A quadrilha simulava um pregão de venda de veículos de grande porte na internet, geralmente de caminhões, retroescavadeiras e caminhonetes, atraindo as vítimas, geralmente de outros Estados, e rendia as pessoas enquando elas chegavam em Belo Horizonte para efetuar a compra.As vítimas eram rendidas e levadas para um cativeiro, e o moeda que seria para a compra do veículo era transferido para a conta bancária da quadrilha.
Na manhã desta terça-feira (19), um varão de 21, e outro, de 27, foram presos no bairro Novo Aarão Reis, na região Nordeste da capital, onde moram.
Em 1° de novembro do ano pretérito, eles sequestraram um empresário de Brasília (DF), que veio s Belo Horizonte atraído por um falso pregão de venda de caminhão, por R$ 100 milénio. A Policia Social estourou o cativeiro no dia seguinte, em Santa Luzia, Grande BH, e libertou o empresário e um publicado dele, morador de Betim, região metropolitana de Belo Horizonte, que havia escoltado o empresário na hora de saber o suposto caminhão. Ninguém foi recluso na ocasião.
O director do grupo, um varão de 44 anos, já estava detrás das grades, réprobo a mais de 100 anos de prisão por roubo mediante sequestro, roubo e homicídio.
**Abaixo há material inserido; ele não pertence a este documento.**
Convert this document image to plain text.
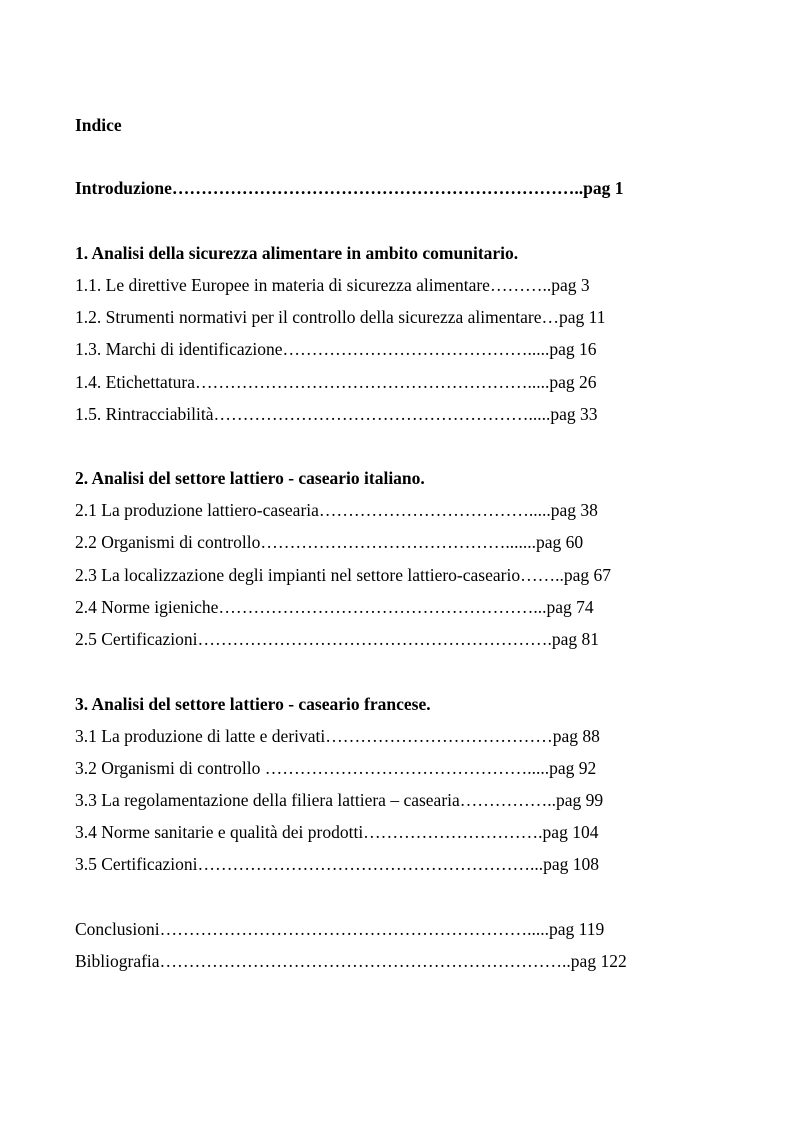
Indice
Introduzione……………………………………………………………..pag 1
1. Analisi della sicurezza alimentare in ambito comunitario.
1.1. Le direttive Europee in materia di sicurezza alimentare………..pag 3
1.2. Strumenti normativi per il controllo della sicurezza alimentare…pag 11
1.3. Marchi di identificazione…………………………………….....pag 16
1.4. Etichettatura………………………………………………….....pag 26
1.5. Rintracciabilità……………………………………………….....pag 33
2. Analisi del settore lattiero - caseario italiano.
2.1 La produzione lattiero-casearia……………………………….....pag 38
2.2 Organismi di controllo…………………………………….......pag 60
2.3 La localizzazione degli impianti nel settore lattiero-caseario……..pag 67
2.4 Norme igieniche………………………………………………...pag 74
2.5 Certificazioni…………………………………………………….pag 81
3. Analisi del settore lattiero - caseario francese.
3.1 La produzione di latte e derivati…………………………………pag 88
3.2 Organismi di controllo ……………………………………….....pag 92
3.3 La regolamentazione della filiera lattiera – casearia……………..pag 99
3.4 Norme sanitarie e qualità dei prodotti………………………….pag 104
3.5 Certificazioni…………………………………………………...pag 108
Conclusioni……………………………………………………….....pag 119
Bibliografia……………………………………………………………..pag 122
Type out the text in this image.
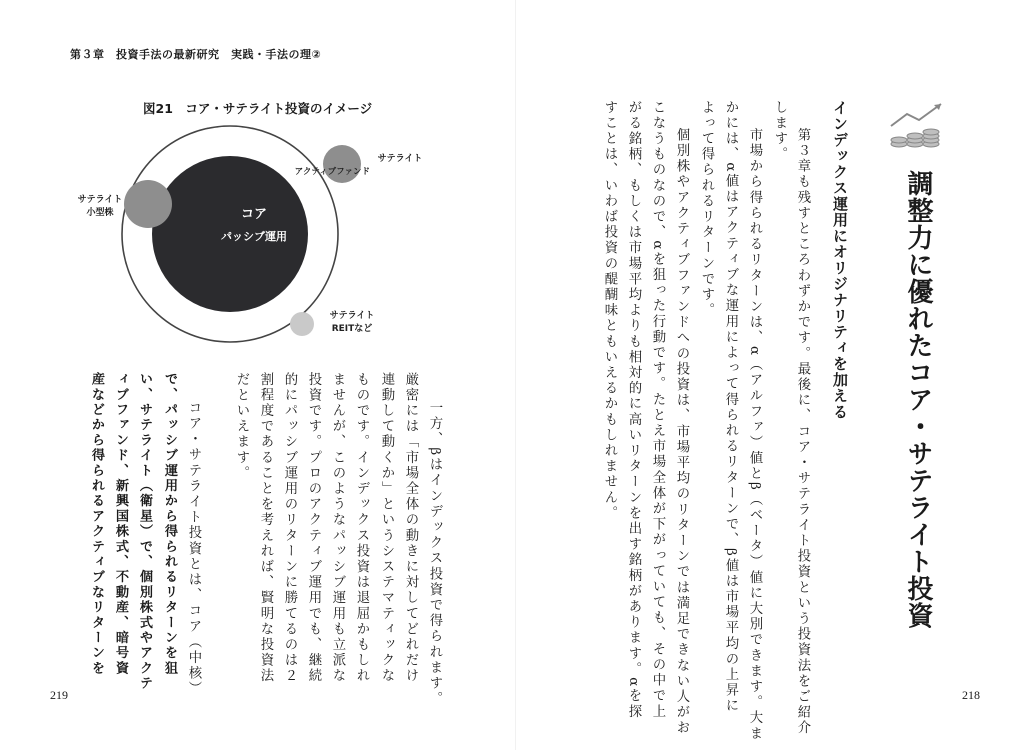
第３章　投資手法の最新研究　実践・手法の理②
219	218
図21　コア・サテライト投資のイメージ
コア
パッシブ運用
サテライト
小型株
サテライト
アクティブファンド
サテライト
REITなど	調整力に優れたコア・サテライト投資
インデックス運用にオリジナリティを加える
　第３章も残すところわずかです。最後に、コア・サテライト投資という投資法をご紹介
します。
　市場から得られるリターンは、α（アルファ）値とβ（ベータ）値に大別できます。大ま
かには、α値はアクティブな運用によって得られるリターンで、β値は市場平均の上昇に
よって得られるリターンです。
　個別株やアクティブファンドへの投資は、市場平均のリターンでは満足できない人がお
こなうものなので、αを狙った行動です。たとえ市場全体が下がっていても、その中で上
がる銘柄、もしくは市場平均よりも相対的に高いリターンを出す銘柄があります。αを探
すことは、いわば投資の醍醐味ともいえるかもしれません。
　一方、βはインデックス投資で得られます。
厳密には「市場全体の動きに対してどれだけ
連動して動くか」というシステマティックな
ものです。インデックス投資は退屈かもしれ
ませんが、このようなパッシブ運用も立派な
投資です。プロのアクティブ運用でも、継続
的にパッシブ運用のリターンに勝てるのは２
割程度であることを考えれば、賢明な投資法
だといえます。
　コア・サテライト投資とは、コア（中核）
で、パッシブ運用から得られるリターンを狙
い、サテライト（衛星）で、個別株式やアクテ
ィブファンド、新興国株式、不動産、暗号資
産などから得られるアクティブなリターンを
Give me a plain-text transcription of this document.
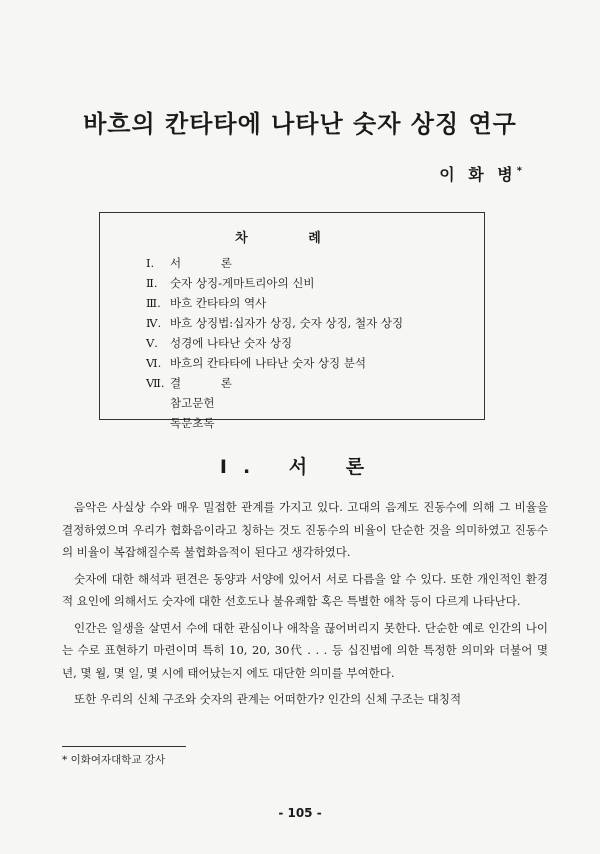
바흐의 칸타타에 나타난 숫자 상징 연구
이 화 병*
차 례
Ⅰ. 서 론
Ⅱ. 숫자 상징-게마트리아의 신비
Ⅲ. 바흐 칸타타의 역사
Ⅳ. 바흐 상징법:십자가 상징, 숫자 상징, 철자 상징
Ⅴ. 성경에 나타난 숫자 상징
Ⅵ. 바흐의 칸타타에 나타난 숫자 상징 분석
Ⅶ. 결 론
참고문헌
독문초록
Ⅰ. 서 론

음악은 사실상 수와 매우 밀접한 관계를 가지고 있다. 고대의 음계도 진동수에 의해 그 비율을 결정하였으며 우리가 협화음이라고 칭하는 것도 진동수의 비율이 단순한 것을 의미하였고 진동수의 비율이 복잡해질수록 불협화음적이 된다고 생각하였다.

숫자에 대한 해석과 편견은 동양과 서양에 있어서 서로 다름을 알 수 있다. 또한 개인적인 환경적 요인에 의해서도 숫자에 대한 선호도나 불유쾌함 혹은 특별한 애착 등이 다르게 나타난다.

인간은 일생을 살면서 수에 대한 관심이나 애착을 끊어버리지 못한다. 단순한 예로 인간의 나이는 수로 표현하기 마련이며 특히 10, 20, 30代 . . . 등 십진법에 의한 특정한 의미와 더불어 몇 년, 몇 월, 몇 일, 몇 시에 태어났는지 에도 대단한 의미를 부여한다.

또한 우리의 신체 구조와 숫자의 관계는 어떠한가? 인간의 신체 구조는 대칭적

* 이화여자대학교 강사
- 105 -
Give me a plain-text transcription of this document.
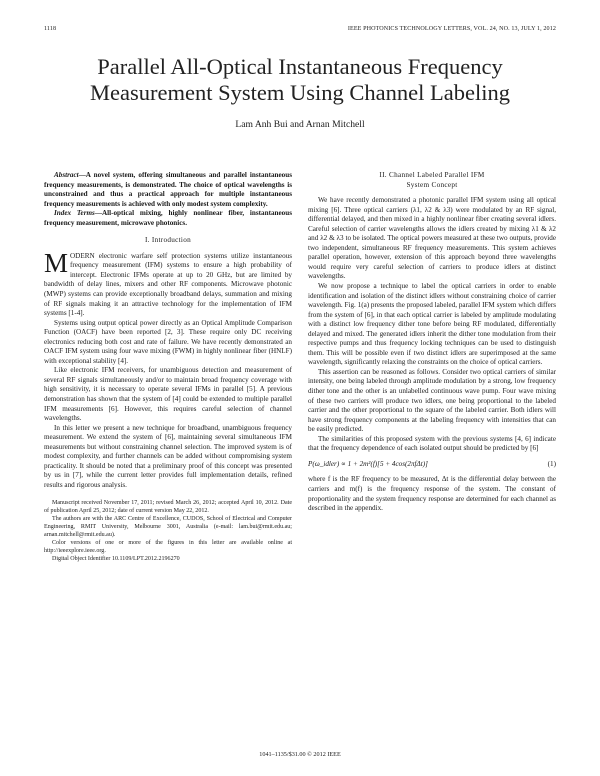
1118	IEEE PHOTONICS TECHNOLOGY LETTERS, VOL. 24, NO. 13, JULY 1, 2012
Parallel All-Optical Instantaneous Frequency
Measurement System Using Channel Labeling
Lam Anh Bui and Arnan Mitchell

Abstract—A novel system, offering simultaneous and parallel instantaneous frequency measurements, is demonstrated. The choice of optical wavelengths is unconstrained and thus a practical approach for multiple instantaneous frequency measurements is achieved with only modest system complexity.

Index Terms—All-optical mixing, highly nonlinear fiber, instantaneous frequency measurement, microwave photonics.

I. Introduction

MODERN electronic warfare self protection systems utilize instantaneous frequency measurement (IFM) systems to ensure a high probability of intercept. Electronic IFMs operate at up to 20 GHz, but are limited by bandwidth of delay lines, mixers and other RF components. Microwave photonic (MWP) systems can provide exceptionally broadband delays, summation and mixing of RF signals making it an attractive technology for the implementation of IFM systems [1-4].

Systems using output optical power directly as an Optical Amplitude Comparison Function (OACF) have been reported [2, 3]. These require only DC receiving electronics reducing both cost and rate of failure. We have recently demonstrated an OACF IFM system using four wave mixing (FWM) in highly nonlinear fiber (HNLF) with exceptional stability [4].

Like electronic IFM receivers, for unambiguous detection and measurement of several RF signals simultaneously and/or to maintain broad frequency coverage with high sensitivity, it is necessary to operate several IFMs in parallel [5]. A previous demonstration has shown that the system of [4] could be extended to multiple parallel IFM measurements [6]. However, this requires careful selection of channel wavelengths.

In this letter we present a new technique for broadband, unambiguous frequency measurement. We extend the system of [6], maintaining several simultaneous IFM measurements but without constraining channel selection. The improved system is of modest complexity, and further channels can be added without compromising system practicality. It should be noted that a preliminary proof of this concept was presented by us in [7], while the current letter provides full implementation details, refined results and rigorous analysis.

Manuscript received November 17, 2011; revised March 26, 2012; accepted April 10, 2012. Date of publication April 25, 2012; date of current version May 22, 2012.

The authors are with the ARC Centre of Excellence, CUDOS, School of Electrical and Computer Engineering, RMIT University, Melbourne 3001, Australia (e-mail: lam.bui@rmit.edu.au; arnan.mitchell@rmit.edu.au).

Color versions of one or more of the figures in this letter are available online at http://ieeexplore.ieee.org.

Digital Object Identifier 10.1109/LPT.2012.2196270

II. Channel Labeled Parallel IFM
System Concept

We have recently demonstrated a photonic parallel IFM system using all optical mixing [6]. Three optical carriers (λ1, λ2 & λ3) were modulated by an RF signal, differential delayed, and then mixed in a highly nonlinear fiber creating several idlers. Careful selection of carrier wavelengths allows the idlers created by mixing λ1 & λ2 and λ2 & λ3 to be isolated. The optical powers measured at these two outputs, provide two independent, simultaneous RF frequency measurements. This system achieves parallel operation, however, extension of this approach beyond three wavelengths would require very careful selection of carriers to produce idlers at distinct wavelengths.

We now propose a technique to label the optical carriers in order to enable identification and isolation of the distinct idlers without constraining choice of carrier wavelength. Fig. 1(a) presents the proposed labeled, parallel IFM system which differs from the system of [6], in that each optical carrier is labeled by amplitude modulating with a distinct low frequency dither tone before being RF modulated, differentially delayed and mixed. The generated idlers inherit the dither tone modulation from their respective pumps and thus frequency locking techniques can be used to distinguish them. This will be possible even if two distinct idlers are superimposed at the same wavelength, significantly relaxing the constraints on the choice of optical carriers.

This assertion can be reasoned as follows. Consider two optical carriers of similar intensity, one being labeled through amplitude modulation by a strong, low frequency dither tone and the other is an unlabelled continuous wave pump. Four wave mixing of these two carriers will produce two idlers, one being proportional to the labeled carrier and the other proportional to the square of the labeled carrier. Both idlers will have strong frequency components at the labeling frequency with intensities that can be easily predicted.

The similarities of this proposed system with the previous systems [4, 6] indicate that the frequency dependence of each isolated output should be predicted by [6]

P(ω_idler) ∝ 1 + 2m²(f)[5 + 4cos(2πfΔt)]	(1)

where f is the RF frequency to be measured, Δt is the differential delay between the carriers and m(f) is the frequency response of the system. The constant of proportionality and the system frequency response are determined for each channel as described in the appendix.

1041–1135/$31.00 © 2012 IEEE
De negócio com o director da Delegacia Anti-Sequestro, procurador Ramon Sandoli, ele planejava e executava seus crimes por telefone, de dentro da Penitenciária Nélson Hungria, em Escrutinação, onde permanece recluso. "Somente no ano pretérito, o Deoesp apurou mais de 20 crimes dessa modalidade planejados dentro do sistema prisional mineiro e os condenados tendo aproximação a banco de dados", disse Sandoli.
Recrutamento
O director do grupo, segundo o procurador, sempre recrutava bandidos do lado de fora do presídio para cada ação que planejava. “Pegavam a vítima e a levava para o cativeiro e faziam essa roubo, com ameaças, coações, para que transferisse o quantia”, afirmou Sandoli. No caso do empresário de Brasília, a Polícia Social conseguiu bloquear a transferência bancária dos R$ 100 milénio da vítima.
O representante conseguiu apurar outros quatro crimes de roubo mediante sequestro cometido pelo varão de 44 anos de dentro da presídio, publicando falsos anúncios na internet. “Ou seja, dentro do sistema prisional, dentro da Penitenciária Nelson Hungria, com telefone celular, ele buscava informações de veículos que já estavam anunciados, montava um outro pregão para atrair vítimas de outros estados, recrutava 'soldados' dele cá fora para que pudessem fazer a vítima refém, ler as contas bancárias, para transferência do moeda, para somente depois libertar a vítima. Inclusive, com agressão física às vítimas”, disse o encarregado do Deoesp.
De pacto com o policial, essa ação criminosa é mais uma variação do delito de roubo mediante sequestro. “Antes, no pretérito, a gente só tinha aquele padrão clássico. Hoje, nós temos duas variações. E o que tem chamado mais atenção é o falso pregão e o sequestro de gerente de banco. Somente no ano pretérito, foram murado de 20 casos que nós conseguimos apurar, pela Delegacia Anti-Sequestro, e que todos eles eram comandados por presos do sistema prisional”, disse Sandoli, lembrando que os policiais da sua unidade conseguiram evitar seis sequestros, em ações antecipadas. Outros sequestros atribuídosao director do grupo são investigados.